Antes de eso, en 1968, 69, fuimos juntos colaboradores del peródico de la CGT de los Argentinos, que dirigía Rodolfo Walsh. Escribíamos allí lo que nos encargaba Milton Roberts, el verdadero jefe de redacción del periódico, o lo que nosotros proponíamos. En ese momento, militábamos con Susana en una agrupación de prensa de izquierda no adscrita a ninguna organización política. Una noche, en Siete Días, me encargaron que cubriera la liberación de Raimundo Ongaro, que acababa de salir de Villa Devoto. La invité a Susana y fuimos con el fotógrafo Eduardo Coco Nuñez hasta la casa de Ongaro, en Los Polvorines. Eran como las 8 de la noche; nos recibió vestido con una musculosa y tomando mate. Coco Nuñez inmortalizó esa escena. Pasó un tren. Susana dijo que el maquinista nos vió a los cuatro en el patio de la casa de Ongaro, que estaba en un nivel inferior al de las vías, e hizo sonar el silbato, a modo de saludo —dijo Susana— al líder sindical. El silbato sonó, efectivamente, y así lo consigné en la nota que apareció en la revista una semana después. Cuando la leyó, Susana se acercó a mi escritorio en Siete Días y me dijo: “¿Viste qué bien que quedó?”.

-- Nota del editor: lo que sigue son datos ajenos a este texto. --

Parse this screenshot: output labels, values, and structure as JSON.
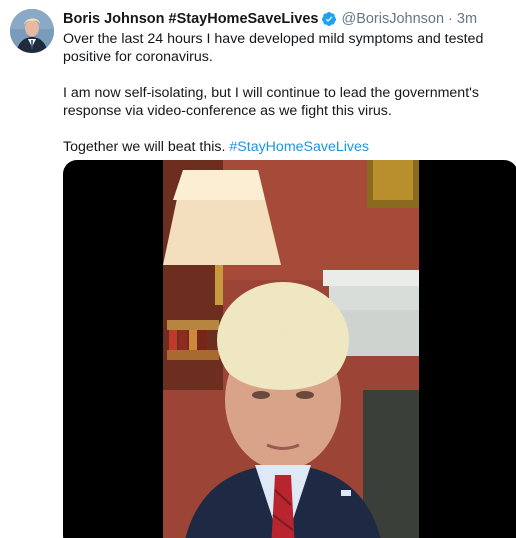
{
  "tweet": {
    "display_name": "Boris Johnson #StayHomeSaveLives",
    "handle": "@BorisJohnson",
    "separator": "·",
    "time": "3m",
    "paragraph_1": "Over the last 24 hours I have developed mild symptoms and tested positive for coronavirus.",
    "paragraph_2": "I am now self-isolating, but I will continue to lead the government's response via video-conference as we fight this virus.",
    "paragraph_3_text": "Together we will beat this.",
    "paragraph_3_hashtag": "#StayHomeSaveLives"
  },
  "icons": {
    "verified": "verified-badge-icon"
  },
  "colors": {
    "link": "#1b95e0",
    "secondary_text": "#657786",
    "verified": "#1da1f2",
    "video_background": "#000000"
  }
}
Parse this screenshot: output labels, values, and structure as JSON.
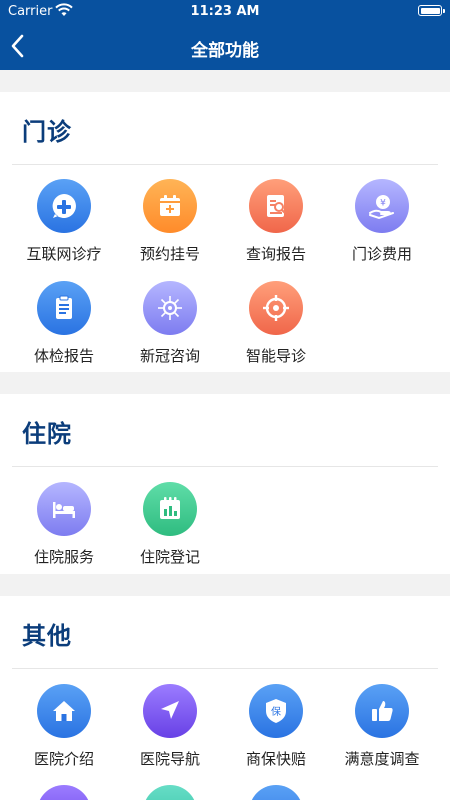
{
  "status_bar": {
    "carrier": "Carrier",
    "time": "11:23 AM"
  },
  "header": {
    "title": "全部功能"
  },
  "sections": [
    {
      "title": "门诊",
      "items": [
        {
          "label": "互联网诊疗",
          "icon": "plus-chat-icon",
          "color": "#3f86ec"
        },
        {
          "label": "预约挂号",
          "icon": "calendar-plus-icon",
          "color": "#ff9d3d"
        },
        {
          "label": "查询报告",
          "icon": "report-search-icon",
          "color": "#f58164"
        },
        {
          "label": "门诊费用",
          "icon": "yuan-hand-icon",
          "color": "#9897fb"
        },
        {
          "label": "体检报告",
          "icon": "clipboard-icon",
          "color": "#3f86ec"
        },
        {
          "label": "新冠咨询",
          "icon": "virus-icon",
          "color": "#9897fb"
        },
        {
          "label": "智能导诊",
          "icon": "target-icon",
          "color": "#f0664a"
        }
      ]
    },
    {
      "title": "住院",
      "items": [
        {
          "label": "住院服务",
          "icon": "hospital-bed-icon",
          "color": "#9897fb"
        },
        {
          "label": "住院登记",
          "icon": "calendar-chart-icon",
          "color": "#2fbc80"
        }
      ]
    },
    {
      "title": "其他",
      "items": [
        {
          "label": "医院介绍",
          "icon": "home-icon",
          "color": "#2a73e2"
        },
        {
          "label": "医院导航",
          "icon": "navigation-arrow-icon",
          "color": "#6841e6"
        },
        {
          "label": "商保快赔",
          "icon": "insurance-shield-icon",
          "color": "#2a73e2"
        },
        {
          "label": "满意度调查",
          "icon": "thumbs-up-icon",
          "color": "#2a73e2"
        }
      ]
    }
  ]
}
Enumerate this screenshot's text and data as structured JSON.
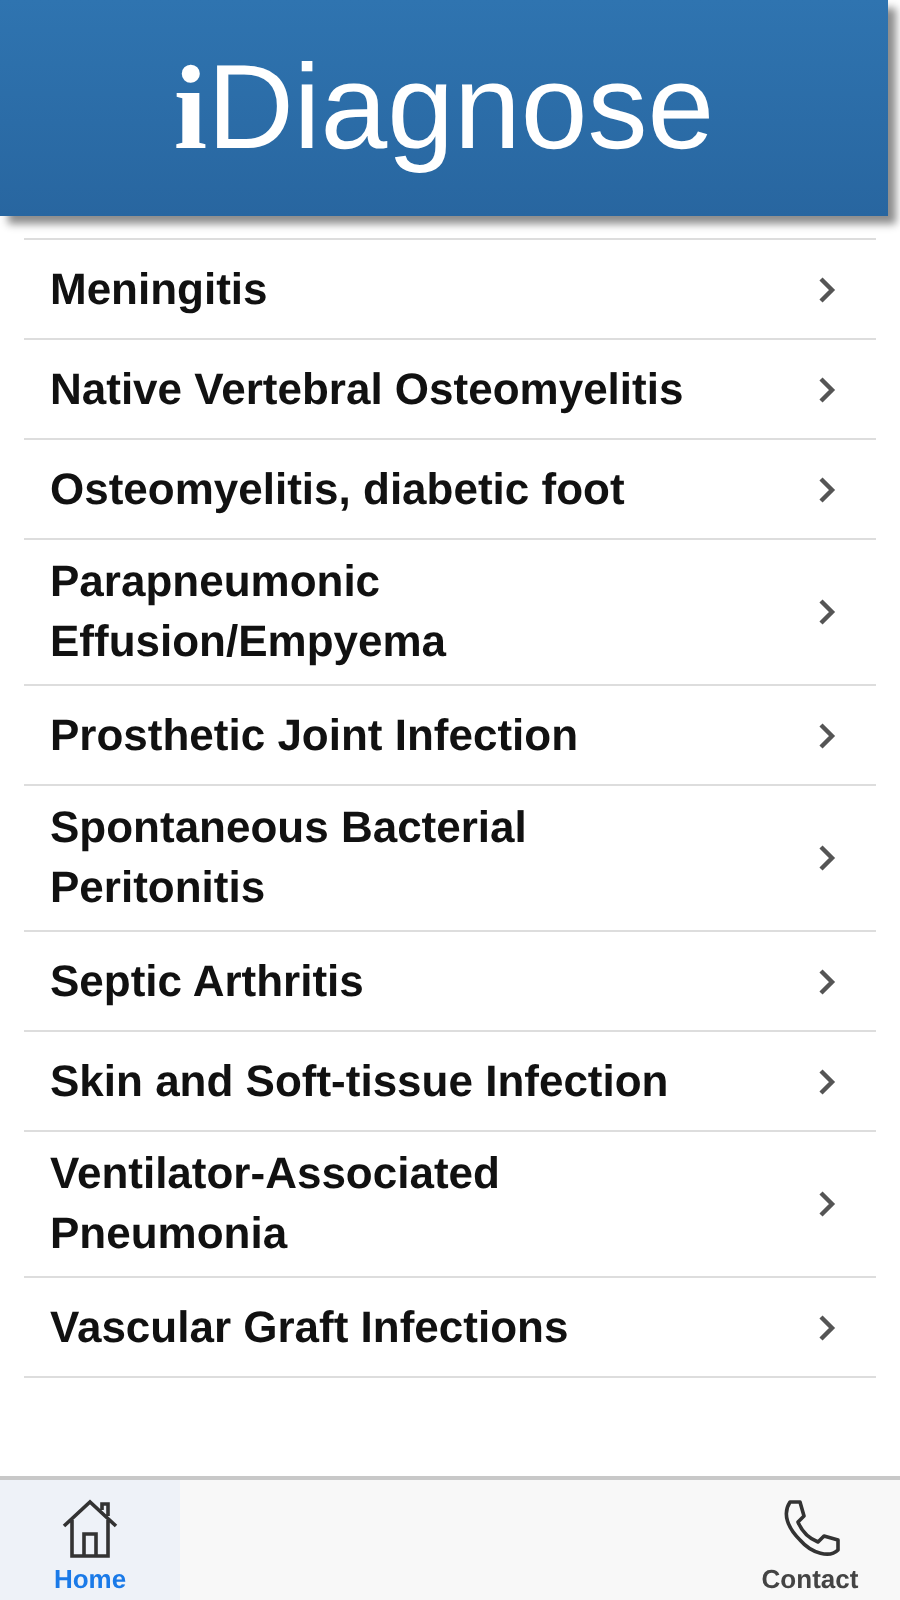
{
  "header": {
    "logo": "**i**Diagnose"
  },
  "items": [
    {
      "label": "Meningitis"
    },
    {
      "label": "Native Vertebral Osteomyelitis"
    },
    {
      "label": "Osteomyelitis, diabetic foot"
    },
    {
      "label": "Parapneumonic Effusion/Empyema"
    },
    {
      "label": "Prosthetic Joint Infection"
    },
    {
      "label": "Spontaneous Bacterial Peritonitis"
    },
    {
      "label": "Septic Arthritis"
    },
    {
      "label": "Skin and Soft-tissue Infection"
    },
    {
      "label": "Ventilator-Associated Pneumonia"
    },
    {
      "label": "Vascular Graft Infections"
    }
  ],
  "tabs": [
    {
      "kind": "home",
      "label": "Home",
      "selected": true
    },
    {
      "kind": "contact",
      "label": "Contact",
      "selected": false
    }
  ]
}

Algunos años después, en el 77, Susana viene arrastrando un cochecito de bebé, donde está su hijo Enriquito. Entra al café de Las Heras y Ocampo, donde nos encontramos. En busca de Susana, acababan de allanar y reventar la casa de su madre. Conversamos durante una hora. Más tarde, seguimos conversando mientras caminamos toda la noche por Malasaña o Atocha, o tomando cafés en un bar de Retiro abierto las 24 horas. Lo seguimos haciendo mientras acompaño a Susana, a Mónica y a su madre a vender biyuta en la puerta del Corte Inglés o, en otro viaje mío a España (fueron tres) en un pueblo de la costa del País Vasco, donde me invita a compartir unos días de sus vacaciones en una casa que han alquilado. La conversación sigue en Buenos Aires, cuando Susana regresa en 1988 y se niega a recibir indemnización alguna. Conversamos en el Británico donde me habla largamente de Onganía, con quien ha mantenido varias entrevistas. La conversación sigue en un bar de Diagonal Sur, cerca de Página/12 o en el living de su casa en Paseo Colón. La conversación solo se interrumpe con su muerte el 24 de marzo de 2013. Pero es imposible dejar de conversar con Susana. Las charlas con Susana se reanudan permanentemente, están más allá y más acá de las contingencias y los calendarios.